[libc-dev] ppc64le and 32-bit LE userland compatibility
Daniel Kolesa via libc-dev
libc-dev at lists.llvm.org
Mon Jun 1 17:11:03 PDT 2020
On Tue, Jun 2, 2020, at 01:45, Joseph Myers wrote:
> On Tue, 2 Jun 2020, Daniel Kolesa wrote:
> > Are you sure this would be a new port? Glibc already works in this
> > combination, as it seems to me it'd be best if it was just a variant of
> > the existing 32-bit PowerPC port, sharing most conventions besides
> > endianness with the BE port.
> The supported glibc ABIs are listed at
> <https://sourceware.org/glibc/wiki/ABIList>. This would be a new ABI,
> which should have a new ABI-and-architecture-specific dynamic linker name
> (all new ports are expected to have a unique dynamic linker name for each
> ABI, to support systems using multiarch directory arrangements), new
> symbol versions and avoid legacy features such as 32-bit time or offsets
> or IBM long double.
> > 128-bit IEEE long double would not work, since that relies on VSX being
> > present (gcc will explicitly complain if it's not). I'd be all for using
> The minimum supported architecture for powerpc64le (POWER8) has VSX. My
> understanding was that the suggestion was for 32-bit userspace to run
> under powerpc64le kernels running on POWER8 or later, meaning that such a
> 32-bit LE port, and any ABI designed for such a port, can assume VSX is
> available. Or does VSX not work, at the hardware level, for 32-bit
> POWER8? (In which case you could pick another ABI for binary128 argument
> passing and return.)
POWER8 may have VSX (well, actually POWER7 and newer has VSX and can run LE, but glibc does not support this, musl potentially does), but the overall assumption here is that the resulting binaries should eventually not be limited to being just userspace under ppc64le, but should be runnable on a native kernel as well, which should not be limited to any particular baseline other than just PowerPC.
While it should in theory be possible to do IEEE ldbl128 using a different ABI, I don't really see any benefit in this - for one, the baseline hardware doesn't support on any level, it would mean further complicating the ABI, and it would require explicit support in the compiler, which currently doesn't exist. Using 64-bit long doubles sounds like a much better way out to me.
> > There is also one more thing while we're at this. The 64-bit big endian
> > Void port uses the ELFv2 ABI, even on glibc. This is not officially
> > supported on glibc as far as I can tell, but it does work out of box,
> > without any patching (things in general match little endian then, i.e.
> > ld64.so.2 etc, but they're big endian).
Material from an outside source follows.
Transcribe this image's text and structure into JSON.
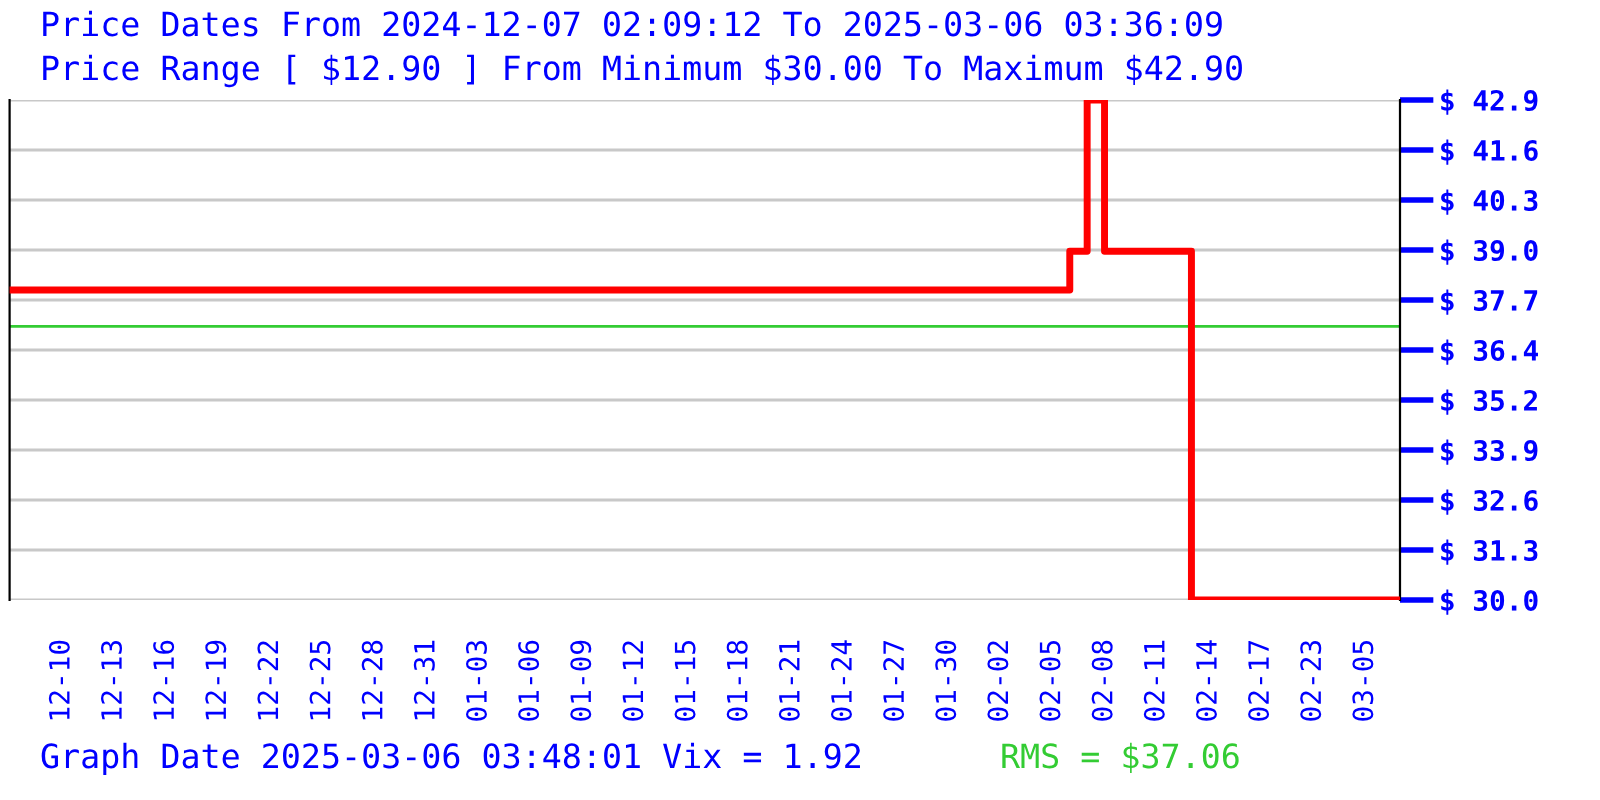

Is there any chance of making
> > that support official?
> If you want to support ELFv2 for 64-bit big endian in glibc, again that
> should have a unique dynamic linker name, new symbol versions, only
> binary128 long double, etc. - avoid all the legacy aspects of the existing
> ELFv1 port rather than selectively saying that "ELFv1" itself is the only
> legacy aspect and keeping the others (when it's the others that are
> actually more problematic in glibc).
Again, the BE port cannot use binary128 long double, at least not with the same ABI as on POWER8, since it runs on all 64-bit PowerPC systems starting with 970 (G5, and potentially even POWER4 if built without AltiVec). Unique dynamic linker names are complicated, since as it is, glibc uses ld64.so.1 for ELFv1, and ld64.so.2 for ELFv2. (on 32-bit PowerPC, it's ld.so.1, and uses the SVR4 ABI which is not related to either the AIX/ELFv1 nor the ELFv2 ABIs) If we were to introduce new ports, what would those use? ld64.so.3 for BE/v2? ld.so.2 for LE/32-bit? I can see the reason for a new dynamic linker name though (multi-arch setups).
However, the effective difference between the ports would be rather minimal, if any, as far as I can see. As I already said, we have a whole glibc/ELFv2/BE system, with nearly all of the existing Linux userland covered by the distro, and there haven't been any issues whatsoever.